A aprovação recente da PEC que altera a escala de trabalho para 5×2 e reduz a jornada para 40 horas, com a consequente demora na implementação, não impediu o presidente de insistir em sua reivindicação. Como apurou a Revista Oeste, o objetivo aparente é maquiar um tempo de trabalho excessivo, uma prática que já foi criticada por diversos setores da sociedade.
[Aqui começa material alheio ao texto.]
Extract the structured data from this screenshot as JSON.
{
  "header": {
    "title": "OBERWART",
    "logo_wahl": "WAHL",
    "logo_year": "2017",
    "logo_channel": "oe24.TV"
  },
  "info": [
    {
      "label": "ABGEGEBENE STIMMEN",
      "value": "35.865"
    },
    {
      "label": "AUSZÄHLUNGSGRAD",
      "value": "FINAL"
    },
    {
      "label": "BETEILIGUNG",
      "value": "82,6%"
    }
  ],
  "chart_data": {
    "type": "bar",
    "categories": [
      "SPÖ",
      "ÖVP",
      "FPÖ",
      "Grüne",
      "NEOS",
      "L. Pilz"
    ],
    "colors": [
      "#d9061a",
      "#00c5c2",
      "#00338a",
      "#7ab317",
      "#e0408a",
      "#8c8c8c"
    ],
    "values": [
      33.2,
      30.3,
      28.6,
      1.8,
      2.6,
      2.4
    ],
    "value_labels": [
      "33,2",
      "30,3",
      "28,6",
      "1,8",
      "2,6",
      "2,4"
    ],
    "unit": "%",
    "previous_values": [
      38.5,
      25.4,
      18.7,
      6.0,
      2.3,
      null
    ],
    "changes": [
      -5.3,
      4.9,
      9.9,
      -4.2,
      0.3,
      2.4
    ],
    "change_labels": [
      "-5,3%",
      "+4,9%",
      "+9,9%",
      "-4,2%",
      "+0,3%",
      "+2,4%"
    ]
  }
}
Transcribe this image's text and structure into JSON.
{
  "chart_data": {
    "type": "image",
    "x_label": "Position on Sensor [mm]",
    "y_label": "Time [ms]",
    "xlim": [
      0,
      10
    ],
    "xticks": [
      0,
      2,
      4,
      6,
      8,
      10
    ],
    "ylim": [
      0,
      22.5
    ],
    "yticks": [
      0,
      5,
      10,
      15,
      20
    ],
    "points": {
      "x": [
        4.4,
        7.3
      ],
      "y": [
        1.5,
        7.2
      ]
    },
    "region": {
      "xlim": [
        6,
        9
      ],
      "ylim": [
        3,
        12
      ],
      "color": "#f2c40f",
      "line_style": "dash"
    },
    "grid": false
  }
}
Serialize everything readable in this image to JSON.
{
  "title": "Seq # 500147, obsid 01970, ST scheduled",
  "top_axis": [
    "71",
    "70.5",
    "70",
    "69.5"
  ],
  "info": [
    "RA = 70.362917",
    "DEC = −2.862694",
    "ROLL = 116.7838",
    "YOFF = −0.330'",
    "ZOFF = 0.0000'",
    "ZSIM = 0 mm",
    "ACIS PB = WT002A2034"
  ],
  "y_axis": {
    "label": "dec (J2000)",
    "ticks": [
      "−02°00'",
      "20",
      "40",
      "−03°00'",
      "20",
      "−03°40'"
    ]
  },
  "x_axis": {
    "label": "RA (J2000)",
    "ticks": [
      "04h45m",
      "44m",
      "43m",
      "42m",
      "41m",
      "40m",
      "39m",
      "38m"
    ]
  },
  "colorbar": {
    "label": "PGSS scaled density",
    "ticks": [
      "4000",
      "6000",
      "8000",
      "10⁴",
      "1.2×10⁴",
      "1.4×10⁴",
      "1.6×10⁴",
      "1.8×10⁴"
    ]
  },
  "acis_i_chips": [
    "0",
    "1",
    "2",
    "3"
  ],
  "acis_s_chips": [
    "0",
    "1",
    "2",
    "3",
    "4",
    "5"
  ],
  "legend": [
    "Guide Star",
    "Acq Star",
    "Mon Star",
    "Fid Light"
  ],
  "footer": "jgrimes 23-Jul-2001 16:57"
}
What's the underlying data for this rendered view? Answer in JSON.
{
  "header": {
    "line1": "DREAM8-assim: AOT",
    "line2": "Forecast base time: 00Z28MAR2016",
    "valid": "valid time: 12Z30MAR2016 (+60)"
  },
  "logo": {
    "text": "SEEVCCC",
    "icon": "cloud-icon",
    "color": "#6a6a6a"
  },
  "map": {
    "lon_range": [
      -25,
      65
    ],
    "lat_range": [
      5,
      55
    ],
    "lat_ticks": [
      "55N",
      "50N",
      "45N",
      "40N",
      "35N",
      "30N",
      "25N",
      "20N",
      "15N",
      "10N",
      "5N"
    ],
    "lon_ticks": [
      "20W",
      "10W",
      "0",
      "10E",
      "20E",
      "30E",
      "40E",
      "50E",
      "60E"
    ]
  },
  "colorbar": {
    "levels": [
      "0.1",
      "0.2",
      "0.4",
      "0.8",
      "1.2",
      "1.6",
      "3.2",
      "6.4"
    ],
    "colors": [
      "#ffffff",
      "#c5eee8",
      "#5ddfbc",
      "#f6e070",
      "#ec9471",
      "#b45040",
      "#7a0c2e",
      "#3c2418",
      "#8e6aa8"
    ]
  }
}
A postura de Lula, nesse momento, soa como uma tentativa de desviar a atenção de problemas mais graves.

A escalada do caso culminou com a promessa do senador Flávio Bolsonaro (PL-RJ) de acionar o STF contra o presidente Lula. O parlamentar acusou Lula de cometer crimes de ameaça e incitação ao crime, demonstrando uma reação imediata e forte à declaração polêmica. A possível intervenção do STF, nesse cenário, representa um importante ponto de tensão e questionamento sobre os limites do poder executivo e o papel da justiça em momentos de crise política.